Illana sat back, the spoon being swallowed up into her palm and spirited away l
ike a magician’s sleight of hand. Something in my expression made the tension in her mouth evaporate. “He’s alone,” she confirmed.
Then our situations weren’t the same at all. It wasn’t just the Coven bond, but the curse laid over the top of it that kept the five of us together. Splitting up only put other people in danger. The others would never let me go—even if they could.

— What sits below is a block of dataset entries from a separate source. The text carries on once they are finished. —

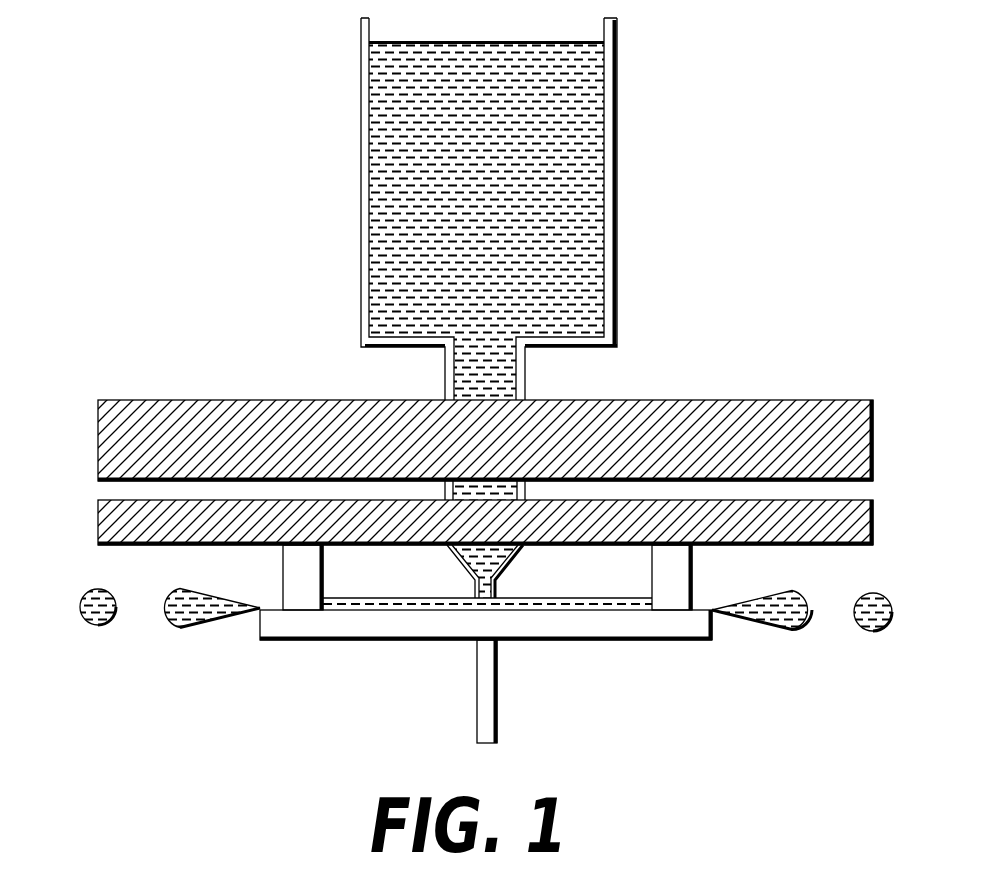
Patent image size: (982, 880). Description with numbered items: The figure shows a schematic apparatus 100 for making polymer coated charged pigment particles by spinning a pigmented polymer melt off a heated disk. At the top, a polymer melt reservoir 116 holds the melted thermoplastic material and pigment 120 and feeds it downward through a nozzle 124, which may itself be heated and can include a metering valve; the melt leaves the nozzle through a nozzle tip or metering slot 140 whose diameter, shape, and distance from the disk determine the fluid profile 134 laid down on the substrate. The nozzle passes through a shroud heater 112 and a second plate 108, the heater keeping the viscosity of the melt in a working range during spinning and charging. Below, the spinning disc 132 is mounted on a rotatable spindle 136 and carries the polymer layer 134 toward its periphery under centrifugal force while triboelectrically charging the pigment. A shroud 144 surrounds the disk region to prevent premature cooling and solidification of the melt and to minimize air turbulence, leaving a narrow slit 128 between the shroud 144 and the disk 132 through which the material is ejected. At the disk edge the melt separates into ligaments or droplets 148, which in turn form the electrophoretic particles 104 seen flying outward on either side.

The fluid dispensing system 100 is at (252, 90).
The polymer melt reservoir 116 is at (363, 58).
The melted thermoplastic material and pigment 120 is at (570, 178).
The nozzle 124 is at (528, 390).
The shroud heater 112 is at (98, 430).
The lower plate 108 is at (98, 520).
The electrophoretic particles 104 is at (62, 600).
The narrow slit 128 is at (273, 603).
The spinning disc 132 is at (260, 625).
The fluid profile 134 is at (400, 603).
The rotatable spindle 136 is at (497, 687).
The nozzle tip 140 is at (500, 572).
The shroud 144 is at (692, 585).
The ligaments 148 is at (777, 623).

“You have an opportunity here.” Illana rose up with her teacup and saucer still in hand and walked into the kitchen. I got up and followed her, unsure of what else to do. She stood at the sink, carefully washing the cup out. “It’s natural to have questions. But how many people really know what they were like before they were Moonset? The men behind the monsters. Aren’t you curious?”
“And in exchange you want me to interrogate him about why Luca went psychotic?”
“Luca was in his right mind,” Illana said, turning. She was tall enough that she could look down on almost anyone, but she had to lift her chin to look at me. I couldn’t shake the feeling
that my response had let her down in some way. I didn’t owe the woman anything. She killed my parents. She’d played puppet master with my life since I was a kid. She wasn’t the kindly grandmother.
“They’re not my family,” I pointed out. “We just share a last name.”
“Family isn’t about what’s easy. It’s about what you do with the hard moments. How you surmount them,” Illana responded easily, like she expected my reticence all along. “You can try to run from this as long as you want, Malcolm, but you are one of them. It may be exactly the kind of shock that Charles needs to shake himself out of his … devolution.”
I huffed out a breath, leaned against the counter and grunted. “What do you want from me? All your files and notes about me, and not one of them told you how much I hate all of this?”